Nato da una costola della Spiral Fundation Onlus e patrocinato dall’Alto Commissariato delle Nazioni Unite, Refugee Scart si pone come punto di passaggio tra l’assistenza umanitaria e l’introduzione del rifugiato nel tessuto sociale. Non gode di alcun finanziamento e si regge solo sulla passione e la fatica quotidiana di Marichia, Helga, Piero e Rita, i quattro volontari che dall’inizio supportano e guidano i partecipanti al progetto. «La maggior parte dei rifugiati arriva dall’associazione Laboratorio 53», mi racconta Helga, francese trapiantata in Italia da qualche anno. «Per noi, ogni persona che poi va via è un grande successo, perché significa che è riuscita a introdursi nel mondo del lavoro». Come ha fatto Iacuba, un giovane che ha trovato impiego come cameriere, o come Kamara, che è diventato carrozziere e ora lavora in Belgio, o come i due fratelli assunti come sarti, pochi mesi fa, in una camiceria a nord di Roma.

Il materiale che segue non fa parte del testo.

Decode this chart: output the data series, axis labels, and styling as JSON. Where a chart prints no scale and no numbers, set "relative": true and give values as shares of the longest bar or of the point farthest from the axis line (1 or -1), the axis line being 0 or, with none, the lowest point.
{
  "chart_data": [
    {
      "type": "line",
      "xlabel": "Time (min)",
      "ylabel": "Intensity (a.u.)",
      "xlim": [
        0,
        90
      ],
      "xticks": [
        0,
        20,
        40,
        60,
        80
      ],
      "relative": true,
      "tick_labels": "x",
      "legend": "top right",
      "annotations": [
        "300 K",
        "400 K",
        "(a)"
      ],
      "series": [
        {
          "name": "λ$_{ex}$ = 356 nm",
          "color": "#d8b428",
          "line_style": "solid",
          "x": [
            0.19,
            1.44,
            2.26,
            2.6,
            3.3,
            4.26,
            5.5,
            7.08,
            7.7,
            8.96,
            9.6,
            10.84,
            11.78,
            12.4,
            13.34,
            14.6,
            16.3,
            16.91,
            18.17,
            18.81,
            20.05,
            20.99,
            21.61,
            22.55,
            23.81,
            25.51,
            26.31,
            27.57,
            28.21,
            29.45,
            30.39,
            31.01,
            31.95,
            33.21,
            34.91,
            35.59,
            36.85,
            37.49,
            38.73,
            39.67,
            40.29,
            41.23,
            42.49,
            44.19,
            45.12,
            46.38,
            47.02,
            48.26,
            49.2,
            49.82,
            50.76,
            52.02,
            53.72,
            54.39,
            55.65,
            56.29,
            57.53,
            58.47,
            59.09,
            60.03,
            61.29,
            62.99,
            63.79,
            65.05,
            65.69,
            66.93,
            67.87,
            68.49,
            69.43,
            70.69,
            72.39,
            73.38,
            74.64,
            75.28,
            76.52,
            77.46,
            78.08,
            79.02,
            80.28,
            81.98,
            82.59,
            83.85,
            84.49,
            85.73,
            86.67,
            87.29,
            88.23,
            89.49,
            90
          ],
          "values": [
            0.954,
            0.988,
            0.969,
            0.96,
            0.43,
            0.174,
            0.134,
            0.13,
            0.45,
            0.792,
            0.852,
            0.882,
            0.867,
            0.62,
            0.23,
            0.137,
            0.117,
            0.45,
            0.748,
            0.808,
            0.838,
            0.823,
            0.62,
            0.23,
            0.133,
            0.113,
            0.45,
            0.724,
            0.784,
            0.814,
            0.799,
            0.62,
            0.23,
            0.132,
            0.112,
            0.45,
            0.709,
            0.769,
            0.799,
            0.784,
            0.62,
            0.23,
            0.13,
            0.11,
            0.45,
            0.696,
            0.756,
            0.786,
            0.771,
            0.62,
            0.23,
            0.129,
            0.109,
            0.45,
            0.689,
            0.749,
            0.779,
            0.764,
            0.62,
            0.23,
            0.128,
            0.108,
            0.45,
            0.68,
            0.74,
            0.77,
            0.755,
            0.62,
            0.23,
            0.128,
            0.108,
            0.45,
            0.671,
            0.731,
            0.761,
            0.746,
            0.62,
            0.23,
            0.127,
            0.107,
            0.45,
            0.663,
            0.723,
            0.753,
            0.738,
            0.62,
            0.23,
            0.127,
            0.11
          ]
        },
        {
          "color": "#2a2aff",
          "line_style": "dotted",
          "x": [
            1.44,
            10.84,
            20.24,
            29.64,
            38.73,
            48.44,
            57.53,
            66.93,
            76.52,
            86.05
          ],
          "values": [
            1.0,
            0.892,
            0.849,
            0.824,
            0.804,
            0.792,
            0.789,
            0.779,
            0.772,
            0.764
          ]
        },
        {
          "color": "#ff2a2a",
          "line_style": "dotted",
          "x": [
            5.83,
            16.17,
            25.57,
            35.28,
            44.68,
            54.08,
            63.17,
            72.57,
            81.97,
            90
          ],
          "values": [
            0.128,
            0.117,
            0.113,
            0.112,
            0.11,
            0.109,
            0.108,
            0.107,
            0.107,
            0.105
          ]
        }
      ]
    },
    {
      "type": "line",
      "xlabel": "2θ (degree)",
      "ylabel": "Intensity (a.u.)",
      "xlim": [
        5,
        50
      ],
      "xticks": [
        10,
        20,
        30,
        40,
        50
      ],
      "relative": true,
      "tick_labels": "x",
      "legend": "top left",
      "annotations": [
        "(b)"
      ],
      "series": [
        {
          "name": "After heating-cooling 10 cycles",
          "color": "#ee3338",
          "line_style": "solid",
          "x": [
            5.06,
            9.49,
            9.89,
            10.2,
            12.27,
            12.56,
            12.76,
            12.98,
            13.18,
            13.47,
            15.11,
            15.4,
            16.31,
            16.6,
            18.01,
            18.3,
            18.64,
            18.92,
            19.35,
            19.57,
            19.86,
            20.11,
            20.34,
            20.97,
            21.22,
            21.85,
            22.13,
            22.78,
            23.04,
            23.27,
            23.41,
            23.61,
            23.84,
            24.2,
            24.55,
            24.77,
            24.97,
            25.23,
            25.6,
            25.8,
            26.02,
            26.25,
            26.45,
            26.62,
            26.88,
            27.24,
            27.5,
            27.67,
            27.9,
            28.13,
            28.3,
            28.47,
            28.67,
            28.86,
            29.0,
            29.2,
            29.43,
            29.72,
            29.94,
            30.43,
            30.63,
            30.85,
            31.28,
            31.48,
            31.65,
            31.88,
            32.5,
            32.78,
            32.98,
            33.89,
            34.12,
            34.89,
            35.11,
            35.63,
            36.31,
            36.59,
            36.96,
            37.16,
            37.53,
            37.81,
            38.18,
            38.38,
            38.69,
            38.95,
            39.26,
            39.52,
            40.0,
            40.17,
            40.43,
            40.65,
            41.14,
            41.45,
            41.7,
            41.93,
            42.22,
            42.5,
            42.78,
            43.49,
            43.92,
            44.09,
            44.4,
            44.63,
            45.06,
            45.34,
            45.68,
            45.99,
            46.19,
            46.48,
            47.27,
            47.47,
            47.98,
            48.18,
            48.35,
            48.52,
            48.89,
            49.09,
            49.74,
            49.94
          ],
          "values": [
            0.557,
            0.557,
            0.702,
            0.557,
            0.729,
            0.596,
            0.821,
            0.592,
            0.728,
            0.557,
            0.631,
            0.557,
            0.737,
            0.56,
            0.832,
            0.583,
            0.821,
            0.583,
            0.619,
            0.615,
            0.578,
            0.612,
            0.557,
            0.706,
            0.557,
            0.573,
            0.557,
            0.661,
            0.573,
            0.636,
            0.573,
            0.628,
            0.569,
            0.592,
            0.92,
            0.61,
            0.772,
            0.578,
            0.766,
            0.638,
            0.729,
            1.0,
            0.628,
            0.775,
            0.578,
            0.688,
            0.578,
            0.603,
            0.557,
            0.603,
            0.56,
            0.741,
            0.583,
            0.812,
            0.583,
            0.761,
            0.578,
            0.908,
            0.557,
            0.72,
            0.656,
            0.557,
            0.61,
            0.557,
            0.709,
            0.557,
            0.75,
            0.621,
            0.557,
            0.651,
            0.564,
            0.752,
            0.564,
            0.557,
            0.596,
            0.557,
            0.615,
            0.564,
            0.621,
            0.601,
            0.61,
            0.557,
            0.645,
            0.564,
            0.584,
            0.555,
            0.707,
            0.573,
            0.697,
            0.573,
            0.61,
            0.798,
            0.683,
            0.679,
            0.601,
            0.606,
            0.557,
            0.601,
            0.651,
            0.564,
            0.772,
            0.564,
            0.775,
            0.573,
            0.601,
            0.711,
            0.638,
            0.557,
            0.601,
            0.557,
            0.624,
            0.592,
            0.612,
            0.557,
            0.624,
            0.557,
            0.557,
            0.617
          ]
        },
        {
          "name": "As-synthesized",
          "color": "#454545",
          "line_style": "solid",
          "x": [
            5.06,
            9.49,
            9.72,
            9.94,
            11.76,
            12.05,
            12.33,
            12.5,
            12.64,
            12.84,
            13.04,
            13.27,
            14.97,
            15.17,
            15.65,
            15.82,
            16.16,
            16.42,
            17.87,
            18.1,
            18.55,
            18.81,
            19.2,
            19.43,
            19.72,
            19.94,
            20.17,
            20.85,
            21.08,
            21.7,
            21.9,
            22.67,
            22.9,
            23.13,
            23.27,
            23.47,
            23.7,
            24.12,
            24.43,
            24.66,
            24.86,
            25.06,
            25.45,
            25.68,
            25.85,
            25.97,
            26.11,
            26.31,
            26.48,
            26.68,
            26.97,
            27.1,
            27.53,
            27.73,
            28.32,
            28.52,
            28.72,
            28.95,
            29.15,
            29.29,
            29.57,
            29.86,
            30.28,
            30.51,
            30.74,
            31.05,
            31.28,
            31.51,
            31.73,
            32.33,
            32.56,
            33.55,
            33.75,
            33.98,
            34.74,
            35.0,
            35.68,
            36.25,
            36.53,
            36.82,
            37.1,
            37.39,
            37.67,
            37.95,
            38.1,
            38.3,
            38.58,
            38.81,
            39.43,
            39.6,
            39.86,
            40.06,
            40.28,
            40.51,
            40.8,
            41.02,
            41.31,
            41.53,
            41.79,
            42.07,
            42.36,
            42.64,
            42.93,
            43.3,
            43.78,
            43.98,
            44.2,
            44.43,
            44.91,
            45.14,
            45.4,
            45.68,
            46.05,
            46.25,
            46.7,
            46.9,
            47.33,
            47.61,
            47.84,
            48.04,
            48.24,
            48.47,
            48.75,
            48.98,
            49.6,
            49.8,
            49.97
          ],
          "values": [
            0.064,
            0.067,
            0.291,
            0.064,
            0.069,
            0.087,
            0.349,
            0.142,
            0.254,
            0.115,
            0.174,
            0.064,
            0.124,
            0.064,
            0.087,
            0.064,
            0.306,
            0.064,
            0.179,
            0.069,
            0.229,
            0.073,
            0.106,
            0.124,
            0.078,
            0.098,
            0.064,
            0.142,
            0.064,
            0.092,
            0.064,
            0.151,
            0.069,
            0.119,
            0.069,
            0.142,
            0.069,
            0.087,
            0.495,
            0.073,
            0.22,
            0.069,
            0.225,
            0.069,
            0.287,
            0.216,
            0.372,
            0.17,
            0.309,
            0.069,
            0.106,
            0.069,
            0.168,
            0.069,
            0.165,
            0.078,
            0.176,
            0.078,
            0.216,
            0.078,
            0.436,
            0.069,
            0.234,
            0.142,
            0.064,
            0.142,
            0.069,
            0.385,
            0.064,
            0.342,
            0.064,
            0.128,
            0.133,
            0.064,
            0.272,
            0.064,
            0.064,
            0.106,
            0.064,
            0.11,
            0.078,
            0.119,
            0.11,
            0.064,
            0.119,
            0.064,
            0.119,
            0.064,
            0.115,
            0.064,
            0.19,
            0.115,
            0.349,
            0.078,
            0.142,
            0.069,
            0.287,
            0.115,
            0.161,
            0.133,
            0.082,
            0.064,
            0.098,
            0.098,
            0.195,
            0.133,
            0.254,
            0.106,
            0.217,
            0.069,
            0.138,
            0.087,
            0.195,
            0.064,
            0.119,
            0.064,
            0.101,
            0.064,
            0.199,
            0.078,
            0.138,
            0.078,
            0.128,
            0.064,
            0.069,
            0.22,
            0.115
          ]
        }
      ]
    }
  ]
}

rifugiati-riciclo-1La maggior parte di loro arriva da vari paesi africani, come la Guinea, il Burkina Faso, il Ghana. E in questo posto trovano la forza e la voglia di rimettersi davvero in gioco, insieme alla dignità che temevano perduta durante il viaggio della speranza. Si attivano così per recuperare la plastica, la carta, le camere d’aria, tutti materiali di scarto che, nelle loro mani, risorgono a nuova vita e diventano parte integrante di una borsa, di un bracciale, di una lampada o di un bicchiere. Riscoprendo la bellezza della creatività, ognuno porta con sé i colori della propria terra, le esperienze di vita, la voglia di rinascere e al contempo di rendersi utile alla collettività. C’è Bouba, uno dei veterani del gruppo, che offre la sua ventennale esperienza sartoriale e insegna ai nuovi arrivati le tecniche del cucito. E c’è il giovane Jean-Baptiste, che si cimenta nella creazione di cestini, vasi e portariviste colorati. Poi c’è Seckou, un passato da commerciante di abiti in Guinea, che qui si è specializzato nella creazione di collanine e tappetini, mentre Mbengue si dà da fare nella stiratura di plastica e carta e mi mostra sorridente la foto del figlio di due anni, che ha visto solo una volta. Dal 2011 a oggi, la loro attività, insieme a quella degli altri artigiani che sono passati di qui, ha portato al riciclo di quasi otto tonnellate di plastica nella Capitale e ha permesso di mandare anche piccoli aiuti economici alle famiglie. Il 100 per cento dei proventi delle vendite va infatti direttamente agli artigiani, i quali, dall’estate del 2013, hanno scelto di destinare il 30 per cento dei guadagni all’aiuto dei migranti del Poliambulatorio Mobile di Emergency a Castel Volturno. Un esempio di solidarietà che mi ha davvero colpita.

rifugiati-riciclo-2Il progetto di Refugee Scart incontra però delle difficoltà: prima tra tutte, proprio quella di vendere. Nonostante infatti gli artigiani partecipino a mercatini e fiere, riuscendo talvolta a ottenere delle piccole commissioni, tuttavia entrare nella rete commerciale è molto difficile e manca quella linearità degli ordini che permetterebbe prima una stabilità e poi una crescita. «Il Comune potrebbe fare tanto in questo senso»,  mi confida Piero. «Se, ad esempio, commissionasse per i suoi eventi i gadget dei nostri artigiani, garantirebbe il lavoro non solo a loro, ma anche ad altri dieci ragazzi».  Altra questione riguarda poi il recupero dei materiali riciclabili. Non sempre è infatti semplice la raccolta di plastica e carta: essenziale sarebbe allora la collaborazione attiva del tessuto sociale, attraverso il coinvolgimento costante di supermercati, negozi di quartiere e cittadini comuni. Accrescere il numero di rifugiati attivi, e di conseguenza garantire maggiori contributi positivi all’ecologia cittadina, è il sogno dei volontari e degli artigiani di Refugee Scart. Nei loro sguardi si legge la forza e la voglia di farcela, al di là dei momenti di scoraggiamento. «Il domani è sempre un punto interrogativo», mi conferma Helga. «Ma noi speriamo sempre che da una goccia ne possano nascere due».